Months ago when the staff of the Breast Cancer Fund decided to launch a national campaign to secure passage of a federal ban on phthalates in kids' toys, lots of folks told us flat-out we were dreamers. Last week our dreams—and the dreams of a growing environmental health movement—came true. Congress passed (almost unanimously) the Consumer Product Safety Commission Reform Act, a massive toy safety bill that includes a first-ever federal ban on phthalates in toys. President Bush has indicated that he'll sign it.
Of course, this is significant because parents will no longer have to worry about their kids being exposed to these toxic chemicals, which have been linked to serious health problems including early puberty in girls, which is linked to breast cancer later in life. But there is a bigger story here.
With this vote, Congress took an important first step forward on what will be a long road toward reforming the way chemicals are regulated in the U.S. It's not that Congress is ahead of the curve: Washington, California and Vermont have already banned phthalates in toys, as have a dozen countries and the European Union. What's significant here is that federal policymakers are waking up to the reality that sweeping chemical policy reform is needed.
The other noteworthy—downright amazing—part of this victory is the movement behind it. The Breast Cancer Fund led a broad-based coalition of over 60 groups from around the country made up of moms, nurses, the faith community, health-affected groups, environmentalists, legislators and women's health advocates who organized press events, activated their constituencies and—in the process of doing so—helped make this victory possible.
And there were legislative champions: California State Assemblymember Fiona Ma, who introduced California legislation—co-sponsored by the Breast Cancer Fund and Environment California—that resulted in nation's first ban on phthalates in kids' toys; U.S. Sen. Dianne Feinstein, who authored the original Senate amendment on phthalates and was fierce in her support of the measure; Sen.

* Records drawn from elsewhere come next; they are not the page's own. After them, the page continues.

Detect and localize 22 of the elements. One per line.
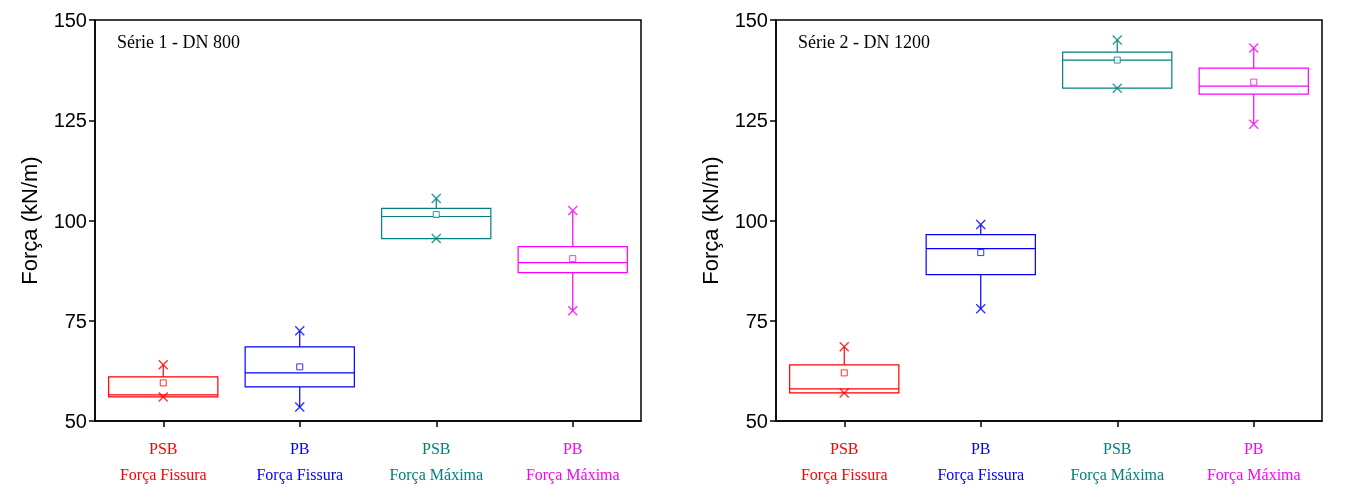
y-tick-label: 125 [53, 109, 87, 132]
y-tick-label: 50 [745, 410, 768, 432]
x-tick-label: PB Força Máxima [1206, 439, 1301, 484]
x-tick-label: PB Força Fissura [937, 439, 1025, 484]
text: Série 2 - DN 1200 [798, 32, 930, 52]
x-tick-label: PSB Força Máxima [389, 439, 484, 484]
y-axis-title: Força (kN/m) [16, 156, 42, 285]
x-tick-label: PB Força Fissura [256, 439, 344, 484]
y-tick-label: 50 [64, 410, 87, 432]
y-tick-label: 75 [745, 309, 768, 332]
x-tick-label: PSB Força Máxima [1070, 439, 1165, 484]
y-tick-label: 100 [734, 209, 768, 232]
x-tick-label: PB Força Máxima [525, 439, 620, 484]
y-tick-label: 125 [734, 109, 768, 132]
x-tick-label: PSB Força Fissura [800, 439, 888, 484]
y-tick-label: 150 [53, 9, 87, 31]
text: Série 1 - DN 800 [117, 32, 240, 52]
y-tick-label: 100 [53, 209, 87, 232]
x-tick-label: PSB Força Fissura [119, 439, 207, 484]
y-tick-label: 75 [64, 309, 87, 332]
y-axis-title: Força (kN/m) [697, 156, 723, 285]
y-tick-label: 150 [734, 9, 768, 31]
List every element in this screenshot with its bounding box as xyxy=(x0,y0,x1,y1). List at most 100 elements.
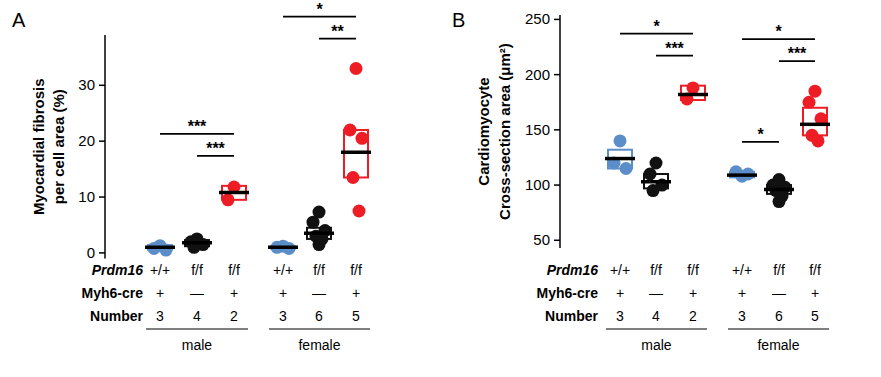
y-axis-line xyxy=(104,35,106,259)
row-value: — xyxy=(772,285,786,301)
significance-label: ** xyxy=(331,23,344,40)
y-tick-label: 0 xyxy=(87,244,95,261)
y-tick xyxy=(99,140,105,142)
y-tick-label: 200 xyxy=(525,66,550,83)
row-value: + xyxy=(230,285,238,301)
row-value: +/+ xyxy=(610,262,630,278)
row-value: 4 xyxy=(652,308,660,324)
significance-label: *** xyxy=(665,40,684,57)
row-value: + xyxy=(738,285,746,301)
median-line xyxy=(268,246,298,250)
plot-area xyxy=(605,81,830,208)
data-point xyxy=(347,171,360,184)
row-value: + xyxy=(616,285,624,301)
row-label: Number xyxy=(545,308,598,324)
row-value: — xyxy=(312,285,326,301)
y-axis-label: Cardiomyocyte xyxy=(475,77,492,185)
row-value: f/f xyxy=(809,262,821,278)
group-label: male xyxy=(641,337,672,353)
significance-label: * xyxy=(757,126,764,143)
row-value: +/+ xyxy=(150,262,170,278)
group-underline xyxy=(269,328,370,329)
data-point xyxy=(313,238,326,251)
row-value: f/f xyxy=(313,262,325,278)
y-tick-label: 10 xyxy=(78,188,95,205)
y-axis-line xyxy=(559,15,561,248)
y-tick xyxy=(554,74,560,76)
row-value: 3 xyxy=(616,308,624,324)
row-value: f/f xyxy=(191,262,203,278)
significance-label: *** xyxy=(188,118,207,135)
data-point xyxy=(809,85,822,98)
data-point xyxy=(353,205,366,218)
row-value: f/f xyxy=(350,262,362,278)
row-value: + xyxy=(156,285,164,301)
y-tick xyxy=(99,252,105,254)
y-axis-label: Myocardial fibrosis xyxy=(30,78,47,215)
y-tick-label: 250 xyxy=(525,10,550,27)
data-point xyxy=(350,62,363,75)
y-tick-label: 50 xyxy=(533,231,550,248)
row-value: + xyxy=(689,285,697,301)
y-axis-label: Cross-section area (μm²) xyxy=(496,43,513,220)
significance-label: * xyxy=(653,18,660,35)
median-line xyxy=(764,188,794,192)
y-tick xyxy=(99,196,105,198)
group-label: male xyxy=(182,337,213,353)
row-value: 2 xyxy=(689,308,697,324)
significance-label: * xyxy=(316,1,323,18)
group-label: female xyxy=(298,337,340,353)
panel-label: A xyxy=(12,9,26,31)
row-value: +/+ xyxy=(732,262,752,278)
median-line xyxy=(341,151,371,155)
row-label: Prdm16 xyxy=(92,262,144,278)
y-tick xyxy=(554,129,560,131)
row-label: Myh6-cre xyxy=(537,285,599,301)
data-point xyxy=(222,193,235,206)
median-line xyxy=(727,173,757,177)
median-line xyxy=(678,93,708,97)
y-axis-label: per cell area (%) xyxy=(50,89,67,204)
panel: A Myocardial fibrosisper cell area (%) 0 10… xyxy=(12,1,371,353)
data-point xyxy=(160,244,173,257)
row-value: 5 xyxy=(811,308,819,324)
row-label: Myh6-cre xyxy=(82,285,144,301)
data-point xyxy=(356,132,369,145)
row-value: + xyxy=(811,285,819,301)
median-line xyxy=(800,123,830,127)
row-value: 3 xyxy=(156,308,164,324)
row-value: f/f xyxy=(650,262,662,278)
row-value: 2 xyxy=(230,308,238,324)
data-point xyxy=(803,96,816,109)
figure: A Myocardial fibrosisper cell area (%) 0 10… xyxy=(0,0,881,377)
y-tick xyxy=(99,85,105,87)
plot-area xyxy=(145,62,371,257)
group-underline xyxy=(728,328,829,329)
row-value: f/f xyxy=(773,262,785,278)
row-value: — xyxy=(649,285,663,301)
data-point xyxy=(620,162,633,175)
data-point xyxy=(773,195,786,208)
y-tick-label: 150 xyxy=(525,121,550,138)
data-point xyxy=(644,168,657,181)
data-point xyxy=(812,134,825,147)
y-tick xyxy=(554,240,560,242)
row-value: 3 xyxy=(738,308,746,324)
group-label: female xyxy=(757,337,799,353)
row-value: f/f xyxy=(687,262,699,278)
row-value: f/f xyxy=(228,262,240,278)
y-tick xyxy=(554,184,560,186)
data-point xyxy=(647,184,660,197)
data-point xyxy=(344,123,357,136)
data-point xyxy=(687,81,700,94)
y-tick-label: 20 xyxy=(78,132,95,149)
row-value: +/+ xyxy=(273,262,293,278)
data-point xyxy=(307,216,320,229)
median-line xyxy=(182,241,212,245)
significance-label: * xyxy=(775,23,782,40)
row-label: Prdm16 xyxy=(547,262,599,278)
row-value: + xyxy=(352,285,360,301)
data-point xyxy=(650,156,663,169)
median-line xyxy=(145,246,175,250)
median-line xyxy=(605,157,635,161)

Barbara Boxer, who led the Senate negotiations on the phthalate ban and tenaciously defended it throughout three long months of negotiation with the House; and Representatives Henry Waxman, Jan Schakowsky and Diana DeGette, who led the fight on the House side and who served as steadfast and tireless advocates for the ban among their colleagues.
This legislation is a victory for children's health and safety and a major blow to the chemical industry, which spent millions of dollars trying to defeat it. The coalition effort that convinced Congress to support the phthalates ban points to a growing movement calling for major chemical policy reform.
On behalf of the Breast Cancer Fund board and staff, I send out our deep gratitude to every parent, policymaker and public health advocate that helped make this remarkable success possible. We're not resting yet, but it's time to celebrate how far we've come together.